Bahra University

IIT Madras research team to approach NTPC, Power Grid and other utilities to demonstrate this technology and its use in the real power system network

Indian Institute of Technology Madras researchers have developed an efficient technique for the identification of pollution deposit level in the Power transmission network.

The pollution-related electrical flashover occurs in the working conditions and can lead to blackouts and collapse of the system. Cleaning the polluted insulator under the working condition, while technically quite challenging, seems to be the fool-proof way of resolving the problem.

The IIT Madras Research Team is planning to approach NTPC, Power Grid and other utilities to demonstrate this technology and its use in the real power system network.

The reliability of an electric power system largely depends on the performance of the electrical insulation. The outdoor insulation on the transmission lines running over a few lakh kilometres and the substation equipment, in addition to the electrical, thermal and mechanical stresses, are subjected to environmental pollution.

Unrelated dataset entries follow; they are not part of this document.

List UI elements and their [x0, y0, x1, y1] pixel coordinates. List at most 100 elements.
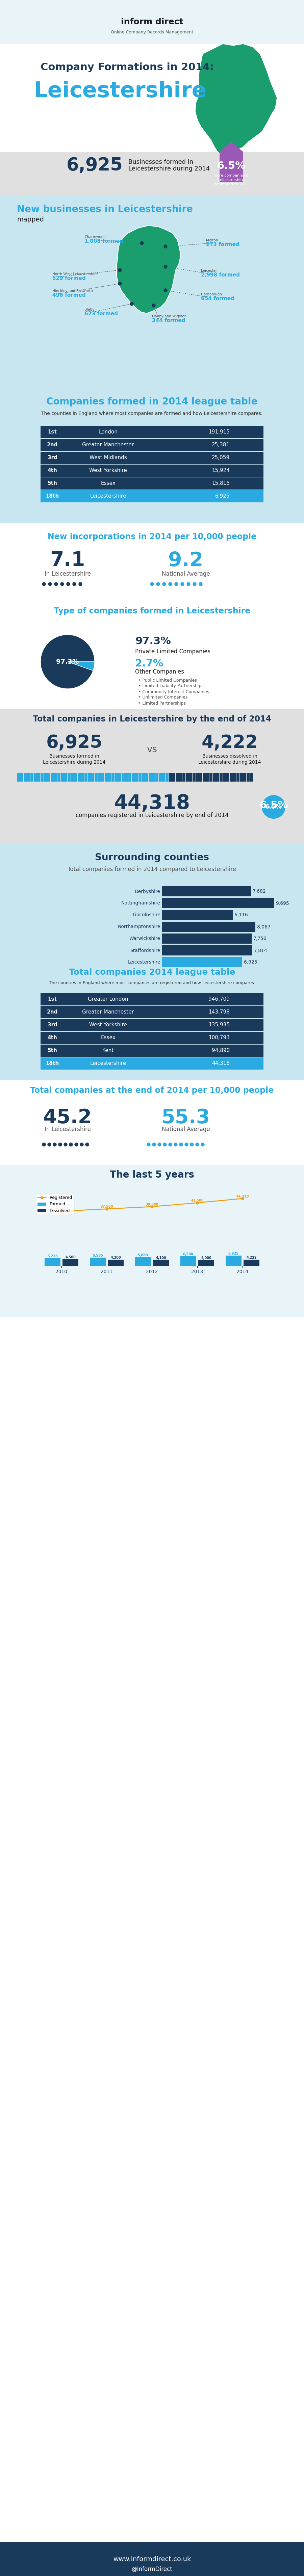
Bar [40, 773, 43, 781]
Bar [51, 773, 54, 781]
Registered [60, 1195, 63, 1226]
Bar [165, 773, 168, 781]
Text: • Unlimited Companies: • Unlimited Companies [139, 696, 188, 701]
Bar [40, 1033, 264, 1043]
Circle shape [118, 281, 122, 286]
Circle shape [53, 1144, 57, 1146]
Text: 5th: 5th [47, 1048, 57, 1054]
Text: 44,318: 44,318 [212, 1061, 230, 1066]
Text: 273 formed: 273 formed [206, 242, 240, 247]
Text: Leicestershire: Leicestershire [218, 178, 244, 183]
Text: Total companies at the end of 2014 per 10,000 people: Total companies at the end of 2014 per 1… [30, 1087, 274, 1095]
Text: 143,798: 143,798 [209, 1010, 230, 1015]
Text: West Midlands: West Midlands [89, 456, 127, 461]
Text: inform direct: inform direct [121, 18, 183, 26]
Bar [37, 773, 40, 781]
Bar [98, 773, 101, 781]
Bar [250, 773, 253, 781]
Text: Total companies in Leicestershire by the end of 2014: Total companies in Leicestershire by the… [33, 716, 271, 724]
Text: 6,500: 6,500 [183, 1252, 193, 1257]
Bar [182, 773, 185, 781]
Bar [0, 196, 304, 389]
Text: Businesses dissolved in: Businesses dissolved in [202, 755, 257, 757]
Bar [162, 773, 165, 781]
Text: Leicestershire: Leicestershire [90, 1061, 126, 1066]
Text: companies registered in Leicestershire by end of 2014: companies registered in Leicestershire b… [75, 811, 229, 819]
Text: 4,100: 4,100 [156, 1257, 166, 1260]
Circle shape [156, 582, 160, 585]
Circle shape [163, 1144, 167, 1146]
Bar [40, 489, 264, 502]
Text: 37,500: 37,500 [100, 1206, 113, 1208]
Bar [115, 773, 118, 781]
Registered [195, 1188, 199, 1218]
Bar [162, 909, 233, 920]
Circle shape [147, 1144, 150, 1146]
Circle shape [60, 582, 64, 585]
Bar [40, 464, 264, 477]
Bar [20, 773, 23, 781]
Bar [0, 708, 304, 845]
Text: 496 formed: 496 formed [52, 294, 86, 299]
Text: West Yorkshire: West Yorkshire [89, 469, 127, 474]
Text: 344 formed: 344 formed [152, 317, 185, 322]
Bar [153, 1260, 169, 1265]
Bar [0, 2543, 304, 2576]
Bar [226, 773, 229, 781]
Text: The last 5 years: The last 5 years [110, 1170, 194, 1180]
Bar [67, 773, 71, 781]
Text: Total companies formed in 2014 compared to Leicestershire: Total companies formed in 2014 compared … [68, 866, 236, 873]
Circle shape [185, 1144, 188, 1146]
Bar [85, 773, 88, 781]
Bar [247, 773, 250, 781]
Text: Greater Manchester: Greater Manchester [82, 443, 134, 448]
Bar [105, 773, 108, 781]
Line: Registered: Registered [60, 1198, 244, 1213]
Bar [0, 1164, 304, 1316]
Bar [40, 425, 264, 438]
Bar [0, 0, 304, 44]
Bar [122, 773, 125, 781]
Text: West Yorkshire: West Yorkshire [89, 1023, 127, 1028]
Circle shape [201, 1144, 204, 1146]
Text: The counties in England where most companies are registered and how Leicestershi: The counties in England where most compa… [49, 981, 255, 987]
Text: Leicestershire during 2014: Leicestershire during 2014 [199, 760, 261, 765]
Circle shape [195, 1144, 199, 1146]
Text: Greater London: Greater London [88, 997, 128, 1002]
Text: Companies formed in 2014 league table: Companies formed in 2014 league table [47, 397, 257, 407]
Circle shape [152, 1144, 156, 1146]
Text: Lincolnshire: Lincolnshire [133, 912, 161, 917]
Text: 2nd: 2nd [47, 1010, 58, 1015]
Text: • Limited Liability Partnerships: • Limited Liability Partnerships [139, 683, 204, 688]
Text: Charmwood: Charmwood [85, 234, 105, 240]
Text: 97.3%: 97.3% [56, 659, 79, 665]
Bar [71, 773, 74, 781]
Circle shape [179, 1144, 183, 1146]
Text: Hinckley and Bosworth: Hinckley and Bosworth [52, 289, 93, 294]
Circle shape [168, 582, 172, 585]
Bar [192, 773, 195, 781]
Bar [40, 451, 264, 464]
Bar [162, 899, 274, 909]
Text: 5th: 5th [47, 482, 57, 487]
Circle shape [75, 1144, 78, 1146]
Text: 6,925: 6,925 [66, 157, 123, 175]
Circle shape [199, 582, 202, 585]
Text: 6,925: 6,925 [46, 734, 102, 752]
Bar [216, 773, 219, 781]
Text: 9,695: 9,695 [276, 902, 289, 907]
Text: 946,709: 946,709 [209, 997, 230, 1002]
Bar [40, 438, 264, 451]
Text: 4th: 4th [47, 469, 57, 474]
Text: 6,116: 6,116 [234, 912, 248, 917]
Text: 5,228: 5,228 [47, 1255, 58, 1257]
Bar [0, 845, 304, 1079]
Text: 45.2: 45.2 [43, 1108, 92, 1128]
Bar [237, 773, 240, 781]
Bar [186, 773, 189, 781]
Text: 100,793: 100,793 [209, 1036, 230, 1041]
Text: vs: vs [147, 744, 157, 755]
Polygon shape [116, 227, 181, 314]
Text: 1,008 formed: 1,008 formed [85, 240, 123, 245]
Text: 1st: 1st [48, 430, 57, 435]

However, due to the high operating voltages and huge spatial span of the electrical transmission system, it would be essential to ascertain the level of pollution deposition and the type of pollutant before such a mammoth exercise can be planned.

For substations and lines running close to the chemical plants, the deposit can involve NaCl, Al2O3, C, SiO2, CaSO4, and KNO3, among others, while that close to the mining areas can acquire Nickel, Copper, and Manganese, besides a few other materials.

It would be much simpler and economical to measure the contents and thickness of the deposition remotely (non-invasively). An elegant solution based on Laser-Induced Breakdown Spectroscopy (LIBS) has been developed by the research groups of Prof. R. Sarathi, Department of Electrical Engineering, IIT Madras, and Prof. N.J. Vasa, Department of Engineering Design, IIT Madras.

At present, by shining a laser beam at a distance of 40 metres, the researchers can identify the constituents of pollution deposition, while efforts are underway to extend this distance to 100 m.  This would enable assessing the pollution layer on transmission line insulators and the windmills either from the ground or from a drone.

This work was financially supported under the National Perspective Plan of the Ministry of Power, Government of India through Central Power Research Institute (CPRI), Bengaluru.